“Nous venons de perdre une figure dominante de l’architecture contemporaine, Victor Prus, décédé à 3 mois de son 100e anniversaire de naissance. Après la Pologne et l’Angleterre, Victor Prus s’établira à Montréal en 1952; motivé par la rencontre des cultures française et anglaise, européenne et nord-américaine. Par ailleurs, il séjournera brièvement à l’Université Princeton où il fut l’assistant de Buckminster Fuller en 1953.
Chacun de ses projets affirme une synthèse architecturale nettement spécifique et fortement axée sur l’épanouissement des usagers.
La station de Métro Bonaventure s’est vue attribuer avec raison le titre de « cathédrale du transport en commun » par Reyner Banham dans le numéro spécial d’Architectural Review sur l’Expo 67. Elle articule sur trois niveaux une élégante séquence d’arcades et de voûtes, dont la géométrie varie en fonction du débit des circulations et qui suscite un sentiment de noblesse chez le piéton qui l’emprunte.

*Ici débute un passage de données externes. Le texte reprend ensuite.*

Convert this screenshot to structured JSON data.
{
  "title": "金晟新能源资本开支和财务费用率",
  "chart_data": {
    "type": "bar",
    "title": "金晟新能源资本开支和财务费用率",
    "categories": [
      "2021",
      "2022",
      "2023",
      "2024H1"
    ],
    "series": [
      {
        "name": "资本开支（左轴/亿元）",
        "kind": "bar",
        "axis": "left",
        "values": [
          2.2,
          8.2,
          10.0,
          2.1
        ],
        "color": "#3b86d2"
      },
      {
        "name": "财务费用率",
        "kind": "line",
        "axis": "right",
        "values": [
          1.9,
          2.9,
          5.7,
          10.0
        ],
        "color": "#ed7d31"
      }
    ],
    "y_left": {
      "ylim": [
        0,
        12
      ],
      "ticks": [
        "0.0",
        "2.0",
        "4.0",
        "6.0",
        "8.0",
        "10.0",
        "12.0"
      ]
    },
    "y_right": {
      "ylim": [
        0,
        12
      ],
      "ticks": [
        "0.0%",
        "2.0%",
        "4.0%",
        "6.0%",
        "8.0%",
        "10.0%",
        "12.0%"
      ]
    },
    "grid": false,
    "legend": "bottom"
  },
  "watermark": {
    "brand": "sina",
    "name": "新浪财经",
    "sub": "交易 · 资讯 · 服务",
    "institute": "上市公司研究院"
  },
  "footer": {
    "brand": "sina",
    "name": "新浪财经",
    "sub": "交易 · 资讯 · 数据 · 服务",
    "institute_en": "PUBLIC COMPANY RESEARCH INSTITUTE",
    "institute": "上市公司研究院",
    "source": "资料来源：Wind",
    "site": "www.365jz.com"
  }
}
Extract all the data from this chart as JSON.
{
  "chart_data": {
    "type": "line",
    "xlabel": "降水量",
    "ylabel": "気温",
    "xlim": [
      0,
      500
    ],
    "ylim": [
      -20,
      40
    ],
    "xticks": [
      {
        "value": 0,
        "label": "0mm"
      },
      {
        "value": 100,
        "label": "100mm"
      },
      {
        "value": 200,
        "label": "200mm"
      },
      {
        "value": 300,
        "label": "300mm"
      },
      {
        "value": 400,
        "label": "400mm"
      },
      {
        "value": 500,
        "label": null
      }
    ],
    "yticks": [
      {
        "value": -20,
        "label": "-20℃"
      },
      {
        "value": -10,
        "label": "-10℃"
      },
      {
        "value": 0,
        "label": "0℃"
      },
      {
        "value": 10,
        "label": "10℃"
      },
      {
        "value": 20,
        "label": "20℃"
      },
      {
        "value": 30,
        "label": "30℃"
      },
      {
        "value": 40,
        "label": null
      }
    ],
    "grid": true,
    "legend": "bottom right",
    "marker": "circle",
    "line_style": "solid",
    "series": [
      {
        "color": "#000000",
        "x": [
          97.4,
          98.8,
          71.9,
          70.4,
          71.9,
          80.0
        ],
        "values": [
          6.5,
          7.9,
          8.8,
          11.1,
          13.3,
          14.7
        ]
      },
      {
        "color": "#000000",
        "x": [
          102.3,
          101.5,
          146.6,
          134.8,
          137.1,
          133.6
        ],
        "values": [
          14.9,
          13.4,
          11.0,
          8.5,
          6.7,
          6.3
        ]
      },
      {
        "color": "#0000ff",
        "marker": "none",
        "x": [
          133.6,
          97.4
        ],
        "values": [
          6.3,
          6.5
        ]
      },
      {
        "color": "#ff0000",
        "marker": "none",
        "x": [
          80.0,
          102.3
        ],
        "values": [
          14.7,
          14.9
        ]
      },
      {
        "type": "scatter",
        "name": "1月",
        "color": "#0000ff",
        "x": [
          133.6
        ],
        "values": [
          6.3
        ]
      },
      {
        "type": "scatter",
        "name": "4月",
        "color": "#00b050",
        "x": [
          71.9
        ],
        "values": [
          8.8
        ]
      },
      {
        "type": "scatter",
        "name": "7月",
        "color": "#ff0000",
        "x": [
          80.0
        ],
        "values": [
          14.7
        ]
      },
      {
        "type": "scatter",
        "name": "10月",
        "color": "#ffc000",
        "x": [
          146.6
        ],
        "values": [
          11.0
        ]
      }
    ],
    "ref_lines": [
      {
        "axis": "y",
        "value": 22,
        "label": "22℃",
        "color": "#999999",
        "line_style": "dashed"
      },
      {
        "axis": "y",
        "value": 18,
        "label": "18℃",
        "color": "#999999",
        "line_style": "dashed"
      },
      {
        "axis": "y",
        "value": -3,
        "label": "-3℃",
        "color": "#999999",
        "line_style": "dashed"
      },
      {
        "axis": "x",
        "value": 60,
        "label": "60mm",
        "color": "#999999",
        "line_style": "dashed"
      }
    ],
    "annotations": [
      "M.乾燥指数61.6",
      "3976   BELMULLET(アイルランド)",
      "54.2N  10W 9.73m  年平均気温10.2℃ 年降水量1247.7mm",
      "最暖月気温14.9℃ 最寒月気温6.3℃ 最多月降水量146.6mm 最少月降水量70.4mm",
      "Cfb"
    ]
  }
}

L’Autostade d’Expo 67 se distingue comme un précurseur du développement durable au Québec. Il est composé de 19 plateaux rectangulaires de gradins en béton préfabriqué, chacun s’appuyant sur deux colonnes en son sommet. Disposés en ellipse, les plateaux dégagent des interstices offrant aux spectateurs une vue sur Montréal et sur le Fleuve. L’Autostade est démonté en 1977 et plusieurs plateaux furent distribués et remontés dans certains parcs sportifs au Québec, notamment à Thetford Mines.
Le Grand-Théâtre de Québec, gagnant du concours national, est une démonstration de virtuosité spatiale exceptionnelle. Le conservatoire de musique génère un atrium surbaissé par rapport au niveau de la rue alors que les deux salles au programme sont superposées dans un bâtiment essentiellement introverti où les foyers de la grande salle donnent sur l’immense triptyque de Jordi Bonet; un univers en soi qui stimule inévitablement l’imaginaire des spectateurs, en complément ou en contraste avec le spectacle présenté.
Le projet du « RCAF Memorial », également gagnant du concours national mais non construit, unifie de façon extrêmement simple et puissante quatre triangles rectangles correspondant aux grandes fonctions (musée-théâtre / chapelle œcuménique / école / parvis) et s’élevant progressivement du sol vers un faisceau vertical central. Ce fut un privilège pour moi que d’être l’assistant de Victor Prus dans le développement de ce projet auquel il était particulièrement attaché, ayant été pilote dans une escadrille polonaise de la « Royal Air Force » lors de la Seconde Guerre mondiale et récipiendaire de la Croix de la vaillance polonaise à deux reprises.
Plusieurs autres projets témoignent du talent de Victor Prus, dont la majesté de l’observatoire astronomique Canada/France de Mauna Kea à Hawaï, la ventilation naturelle offerte par les nervures en diagonale de la toiture à l’Aéroport international de la Barbade et la convivialité murale de la station de Métro Langelier. La conception architecturale est toujours basée sur un scénario propre à créer chez l’usager une émotion qui dépasse la raison d’être de l’édifice. Et ce sont surtout les dessins en coupe qui révèlent son ingéniosité à cet égard.
Tout au long de sa carrière, Victor Prus pouvait compter sur l’appui et la complicité de sa conjointe également architecte, Maria, une dame magnifique.
Roger-Bruno Richard, architecte et professeur titulaire
École d’architecture
Faculté de l’aménagement
Université de Montréal
Références :
• Revue ARQ, « Profils d’architectes d’aujourd’hui : VICTOR PRUS », No 98, août 1997.
• Prus, Victor, « Essays in Architecture of Condition or What It’s Like to Be an Architect », livre publié à compte d’auteur disponible à la Bibliothèque de l’aménagement de l’Université de Montréal et à la Bibliothèque de l’Université McGill.
• Les dessins, maquettes et textes de l’agence de Victor Prus sont archivés au Centre canadien d’architecture.”